Introduction: Manipulating, Subsetting, Concatenating, and Merging Data

Very often, researchers obtain a dataset in which the data are not yet in a form appropriate for analysis. For example, imagine that you are conducting research on job satisfaction. Perhaps you want to compute the correlation between participant age and a single index of job satisfaction. You administer a 10-item questionnaire to 200 employees to assess job satisfaction, and you enter their responses to the 10 individual questionnaire items.

You now need to add together each participant’s response to those 10 items to arrive at a single composite score that reflects that participant’s overall level of satisfaction. This computation is easy to perform by including a number of data-manipulation statements in the SAS program. Data-manipulation statements are SAS statements that transform the dataset in some way. They can be used to recode negatively keyed variables, create new variables from existing variables, and perform a wide range of other tasks.

At the same time, your original dataset might contain observations that you do not wish to include in your analyses. Perhaps you administered the questionnaire to hourly as well as salaried employees, and you want to analyze only data from the former. In addition, you might want to analyze data only from participants who have usable data on all of the study’s variables. In these situations, you can include data-subsetting statements to eliminate unwanted responses from the sample. Data-subsetting statements are SAS statements that eliminate unwanted observations from a sample so that only a specified subgroup is included in the resulting dataset.

In other situations, it might be necessary to concatenate or merge datasets before you can perform the analyses you desire. When you concatenate datasets, you combine two previously existing datasets that contain data on the same variables but from different participants. The resulting concatenated dataset contains aggregate data from all participants. In contrast, when you merge datasets, you combine two datasets that involve the same participants but contain different variables. For example, assume that dataset D1 contains variables V1 and V2, while dataset D2 contains variables V3 and V4. Further assume that both datasets have a variable called ID (identification number) that is used to merge data from the same participants. Once D1 and D2 are merged, the resulting dataset (D3) contains V1, V2, V3, and V4 as well as ID.
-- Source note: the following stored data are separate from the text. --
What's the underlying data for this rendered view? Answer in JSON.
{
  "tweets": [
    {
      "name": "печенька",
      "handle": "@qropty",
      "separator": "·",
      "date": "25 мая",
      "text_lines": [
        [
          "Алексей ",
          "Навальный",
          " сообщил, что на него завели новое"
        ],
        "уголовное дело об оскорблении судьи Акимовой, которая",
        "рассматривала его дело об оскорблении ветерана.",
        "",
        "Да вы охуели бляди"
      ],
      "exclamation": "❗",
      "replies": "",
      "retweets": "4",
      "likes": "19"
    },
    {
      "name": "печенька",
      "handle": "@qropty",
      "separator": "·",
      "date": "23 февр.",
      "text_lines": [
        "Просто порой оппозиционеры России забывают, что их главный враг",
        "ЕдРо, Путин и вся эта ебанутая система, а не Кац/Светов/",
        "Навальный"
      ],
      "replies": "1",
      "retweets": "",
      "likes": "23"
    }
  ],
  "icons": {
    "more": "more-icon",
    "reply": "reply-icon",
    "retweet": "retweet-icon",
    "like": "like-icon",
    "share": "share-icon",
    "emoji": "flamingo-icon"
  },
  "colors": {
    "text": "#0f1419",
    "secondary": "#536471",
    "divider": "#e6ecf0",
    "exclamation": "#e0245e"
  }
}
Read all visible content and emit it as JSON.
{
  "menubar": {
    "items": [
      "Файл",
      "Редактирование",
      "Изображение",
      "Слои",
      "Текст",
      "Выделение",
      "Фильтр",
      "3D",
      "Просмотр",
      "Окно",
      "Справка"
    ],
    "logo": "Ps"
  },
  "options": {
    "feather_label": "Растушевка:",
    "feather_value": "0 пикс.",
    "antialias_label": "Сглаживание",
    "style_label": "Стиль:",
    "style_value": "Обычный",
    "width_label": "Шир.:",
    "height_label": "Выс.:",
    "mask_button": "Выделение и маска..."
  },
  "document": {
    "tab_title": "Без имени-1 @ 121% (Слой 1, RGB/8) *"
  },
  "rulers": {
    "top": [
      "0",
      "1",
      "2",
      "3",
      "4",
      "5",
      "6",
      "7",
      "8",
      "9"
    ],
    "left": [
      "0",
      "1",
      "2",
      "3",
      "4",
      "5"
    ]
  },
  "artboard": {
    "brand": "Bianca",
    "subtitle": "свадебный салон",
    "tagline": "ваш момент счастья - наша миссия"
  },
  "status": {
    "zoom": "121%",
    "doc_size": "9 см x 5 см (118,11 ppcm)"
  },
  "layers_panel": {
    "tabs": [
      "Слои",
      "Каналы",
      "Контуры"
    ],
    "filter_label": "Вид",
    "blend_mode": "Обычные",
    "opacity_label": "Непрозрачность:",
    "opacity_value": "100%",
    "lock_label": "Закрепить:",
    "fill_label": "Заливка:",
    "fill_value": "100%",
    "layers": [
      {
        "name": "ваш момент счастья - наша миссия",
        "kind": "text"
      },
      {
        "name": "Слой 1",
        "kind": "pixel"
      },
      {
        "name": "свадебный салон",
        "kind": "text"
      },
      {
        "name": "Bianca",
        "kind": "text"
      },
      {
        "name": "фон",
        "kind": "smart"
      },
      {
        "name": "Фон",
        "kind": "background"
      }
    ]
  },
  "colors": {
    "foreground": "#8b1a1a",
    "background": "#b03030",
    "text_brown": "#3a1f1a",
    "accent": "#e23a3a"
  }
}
The SAS programming language is so comprehensive and flexible that it can perform virtually any type of manipulation, subsetting, concatenating, or merging task. A complete treatment of these capabilities would easily fill a book. However, this chapter reviews some basic statements that can be used to solve a wide variety of problems that are commonly encountered in social science research (particularly in research that involves the analysis of questionnaire data).